# Math Help - Tables word problem - finding matrices

1. ## Tables word problem - finding matrices

Need help with word problem:

The following tables give the number of shares of stocks of certain corporations held by Adam and Bob at the end of September and October:

September
|IBM|GE|Walmart|
Adam......... |250|500|400|
Bob........... |700|200|300|

October
|IBM|GE|Walmart|
Adam.........|300|400|550|
Bob.......... |800|300|250|

a) Write the matrices A and B giving the stock portfolios of Adam and Rob at the end of September and the end of October, respectively.

b) Find a matrix C reflecting the change in the stock portfolios of Adam and Bob between the end of September and the end of October.

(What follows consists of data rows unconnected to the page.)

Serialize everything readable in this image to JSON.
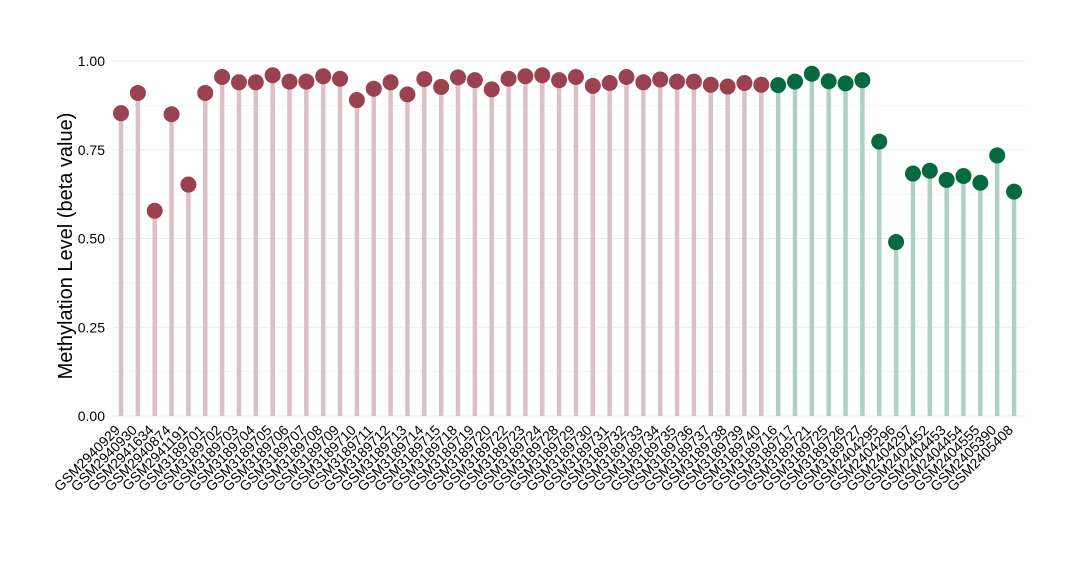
{
  "chart_data": {
    "type": "lollipop",
    "title": "",
    "xlabel": "",
    "ylabel": "Methylation Level (beta value)",
    "ylim": [
      0,
      1
    ],
    "yticks": [
      "0.00",
      "0.25",
      "0.50",
      "0.75",
      "1.00"
    ],
    "ytick_values": [
      0,
      0.25,
      0.5,
      0.75,
      1.0
    ],
    "grid": true,
    "legend": "none",
    "colors": {
      "group1_point": "#9a4250",
      "group1_stem": "#dcc0c6",
      "group2_point": "#066a40",
      "group2_stem": "#b0d0c4",
      "grid": "#ebebeb"
    },
    "categories": [
      "GSM2940929",
      "GSM2940930",
      "GSM2941634",
      "GSM2940874",
      "GSM2941191",
      "GSM3189701",
      "GSM3189702",
      "GSM3189703",
      "GSM3189704",
      "GSM3189705",
      "GSM3189706",
      "GSM3189707",
      "GSM3189708",
      "GSM3189709",
      "GSM3189710",
      "GSM3189711",
      "GSM3189712",
      "GSM3189713",
      "GSM3189714",
      "GSM3189715",
      "GSM3189718",
      "GSM3189719",
      "GSM3189720",
      "GSM3189722",
      "GSM3189723",
      "GSM3189724",
      "GSM3189728",
      "GSM3189729",
      "GSM3189730",
      "GSM3189731",
      "GSM3189732",
      "GSM3189733",
      "GSM3189734",
      "GSM3189735",
      "GSM3189736",
      "GSM3189737",
      "GSM3189738",
      "GSM3189739",
      "GSM3189740",
      "GSM3189716",
      "GSM3189717",
      "GSM3189721",
      "GSM3189725",
      "GSM3189726",
      "GSM3189727",
      "GSM2404295",
      "GSM2404296",
      "GSM2404297",
      "GSM2404452",
      "GSM2404453",
      "GSM2404454",
      "GSM2404555",
      "GSM2405390",
      "GSM2405408"
    ],
    "groups": [
      1,
      1,
      1,
      1,
      1,
      1,
      1,
      1,
      1,
      1,
      1,
      1,
      1,
      1,
      1,
      1,
      1,
      1,
      1,
      1,
      1,
      1,
      1,
      1,
      1,
      1,
      1,
      1,
      1,
      1,
      1,
      1,
      1,
      1,
      1,
      1,
      1,
      1,
      1,
      2,
      2,
      2,
      2,
      2,
      2,
      2,
      2,
      2,
      2,
      2,
      2,
      2,
      2,
      2
    ],
    "values": [
      0.853,
      0.91,
      0.578,
      0.85,
      0.652,
      0.91,
      0.955,
      0.94,
      0.94,
      0.96,
      0.942,
      0.942,
      0.957,
      0.95,
      0.89,
      0.922,
      0.94,
      0.906,
      0.949,
      0.927,
      0.954,
      0.946,
      0.92,
      0.95,
      0.957,
      0.96,
      0.946,
      0.955,
      0.93,
      0.938,
      0.955,
      0.94,
      0.948,
      0.942,
      0.942,
      0.933,
      0.928,
      0.938,
      0.933,
      0.932,
      0.942,
      0.964,
      0.943,
      0.937,
      0.946,
      0.773,
      0.49,
      0.683,
      0.691,
      0.665,
      0.676,
      0.657,
      0.734,
      0.632
    ]
  }
}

c) If the prices (in dollars per share) of stocks IBM, GE, and Walmart at the close of the stock market on October 31 were $110,$50, and $60, respectively, use the matrix operation to find the values of the portfolios of Adam and Bob in the form of a matrix. 2. Originally Posted by samanthaleigh Need help with word problem: The following tables give the number of shares of stocks of certain corporations held by Adam and Bob at the end of September and October: September |IBM|GE|Walmart| Adam......... |250|500|400| Bob........... |700|200|300| October |IBM|GE|Walmart| Adam.........|300|400|550| Bob.......... |800|300|250| a) Write the matrices A and B giving the stock portfolios of Adam and Rob at the end of September and the end of October, respectively. That is exactly what you are given! For example, $A= \begin{bmatrix}250 & 500 & 400 \\ 700 & 200 &300\end{bmatrix}$ b) Find a matrix C reflecting the change in the stock portfolios of Adam and Bob between the end of September and the end of October.] Find A- B. c) If the prices (in dollars per share) of stocks IBM, GE, and Walmart at the close of the stock market on October 31 were$110, $50, and$60, respectively, use the matrix operation to find the values of the portfolios of Adam and Bob in the form of a matrix.
Set up the column matrix $V= \begin{bmatrix}110 \\ 50 \\ 60\end{bmatrix}$ and multiply BV.